- Born: May 15, 1862 Hyogo, Japan
- Died: October 16, 1945 (aged 83) Chiba, Japan
- Occupations: physicist, music theorist,inventor

= Shohé Tanaka =

Tanaka Shōhei (田中正平, Tanaka Shōhei) was a Japanese physicist, music theorist, and inventor. He graduated from Tokyo University in 1882 as a science student. On an imperial scholarship, he was sent to Germany for doctoral studies in 1884, together with Mori Ōgai. His dissertation concerned just intonation and practical means to its implementation.

Tanaka was an early advocate of 53 equal temperament as a means of closely approximating 5-limit just intonation. He was the first to obtain a clear understanding of the temperament, noticing that it tempered out both the schisma, 32805/32768, but also the kleisma, an interval of size 15625/15552 = 2^{−6} 3^{−5} 5^{6}, which is the interval by which five just minor thirds of size 6/5 exactly differs from a just tenth of size 5/2 exactly. Tanaka was the first to take practical note of this interval and gave it its name. Tanaka realized that the 53 equal temperament was completely characterized as a five limit temperament by the fact that it tempers out both the schisma and the kleisma.

Tanaka was also an early advocate of the use of the hexagonal lattice for representing the pitch classes of 5-limit just intonation. First proposed in the 18th century by Leonhard Euler, this model was also used by Hugo Riemann in his theory of harmony. Tanaka also suggested what would now be called a Fokker block as a way of viewing the pitch classes of 53 equal temperament.

Tanaka proposed a set of harmonic cadences designed to reflect a traditional Japanese aesthetic, acknowledging pentatonic scales and incorporating suspended tones in the manner of the chords played by the shō. Tanaka's suggestion was taken up by a number of 20th-century Japanese composers and theorists.
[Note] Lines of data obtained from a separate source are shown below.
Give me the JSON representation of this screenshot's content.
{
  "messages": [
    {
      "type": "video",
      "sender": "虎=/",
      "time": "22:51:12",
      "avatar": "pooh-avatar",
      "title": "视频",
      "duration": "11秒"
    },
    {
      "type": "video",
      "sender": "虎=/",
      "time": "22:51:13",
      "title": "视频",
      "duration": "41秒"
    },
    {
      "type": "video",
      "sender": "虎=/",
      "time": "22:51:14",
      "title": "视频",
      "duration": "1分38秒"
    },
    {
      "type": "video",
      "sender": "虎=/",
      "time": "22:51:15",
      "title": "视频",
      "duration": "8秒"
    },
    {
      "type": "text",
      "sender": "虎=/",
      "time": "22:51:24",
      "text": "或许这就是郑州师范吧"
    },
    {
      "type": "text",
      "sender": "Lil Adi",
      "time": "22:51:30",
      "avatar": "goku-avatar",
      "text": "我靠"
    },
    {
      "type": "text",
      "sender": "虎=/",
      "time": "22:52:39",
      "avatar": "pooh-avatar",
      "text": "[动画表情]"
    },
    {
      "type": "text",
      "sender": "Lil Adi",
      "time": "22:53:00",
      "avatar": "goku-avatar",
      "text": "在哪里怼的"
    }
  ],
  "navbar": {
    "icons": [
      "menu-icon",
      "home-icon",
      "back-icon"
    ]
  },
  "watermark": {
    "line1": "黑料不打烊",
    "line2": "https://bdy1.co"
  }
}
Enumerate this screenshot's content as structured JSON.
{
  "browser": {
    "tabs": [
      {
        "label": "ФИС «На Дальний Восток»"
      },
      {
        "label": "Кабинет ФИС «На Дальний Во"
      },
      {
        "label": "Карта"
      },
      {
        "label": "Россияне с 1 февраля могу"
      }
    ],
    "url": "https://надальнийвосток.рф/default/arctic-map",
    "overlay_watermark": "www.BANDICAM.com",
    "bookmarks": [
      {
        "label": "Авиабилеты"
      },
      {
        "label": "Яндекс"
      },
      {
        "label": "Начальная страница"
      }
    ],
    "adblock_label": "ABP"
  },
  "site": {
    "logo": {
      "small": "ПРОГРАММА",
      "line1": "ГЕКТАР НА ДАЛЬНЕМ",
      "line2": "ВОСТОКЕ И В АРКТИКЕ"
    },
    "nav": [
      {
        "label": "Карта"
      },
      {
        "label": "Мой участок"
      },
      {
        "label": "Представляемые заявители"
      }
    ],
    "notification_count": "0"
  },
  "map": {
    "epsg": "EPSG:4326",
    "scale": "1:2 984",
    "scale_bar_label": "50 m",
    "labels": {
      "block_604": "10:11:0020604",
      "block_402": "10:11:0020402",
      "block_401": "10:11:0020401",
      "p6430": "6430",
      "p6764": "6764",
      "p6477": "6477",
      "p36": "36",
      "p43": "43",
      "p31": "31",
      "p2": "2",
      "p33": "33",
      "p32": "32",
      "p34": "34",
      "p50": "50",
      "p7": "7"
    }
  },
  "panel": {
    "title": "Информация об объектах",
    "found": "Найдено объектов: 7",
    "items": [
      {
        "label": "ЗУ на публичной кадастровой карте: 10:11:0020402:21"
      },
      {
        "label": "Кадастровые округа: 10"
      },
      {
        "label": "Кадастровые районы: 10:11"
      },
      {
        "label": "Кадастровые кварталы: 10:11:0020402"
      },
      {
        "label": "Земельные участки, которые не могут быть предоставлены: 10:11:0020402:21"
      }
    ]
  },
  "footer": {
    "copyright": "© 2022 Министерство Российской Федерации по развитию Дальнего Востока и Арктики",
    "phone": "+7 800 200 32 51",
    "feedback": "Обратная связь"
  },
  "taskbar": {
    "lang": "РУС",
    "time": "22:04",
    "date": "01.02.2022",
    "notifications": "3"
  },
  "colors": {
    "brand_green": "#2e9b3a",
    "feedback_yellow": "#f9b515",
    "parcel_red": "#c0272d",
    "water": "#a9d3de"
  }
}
Tanaka was an inventor as well as a theoretician. He designed and patented a just intonation Enharmonium (enharmonic+harmonium) with 20 keys and 26 pitches in an octave. He had Johannes Kewitsch, of Berlin, construct a 5-octave version and in 1891 he demonstrated it to Anton Bruckner in Vienna, who was impressed with its potential. He also constructed an early calculating machine.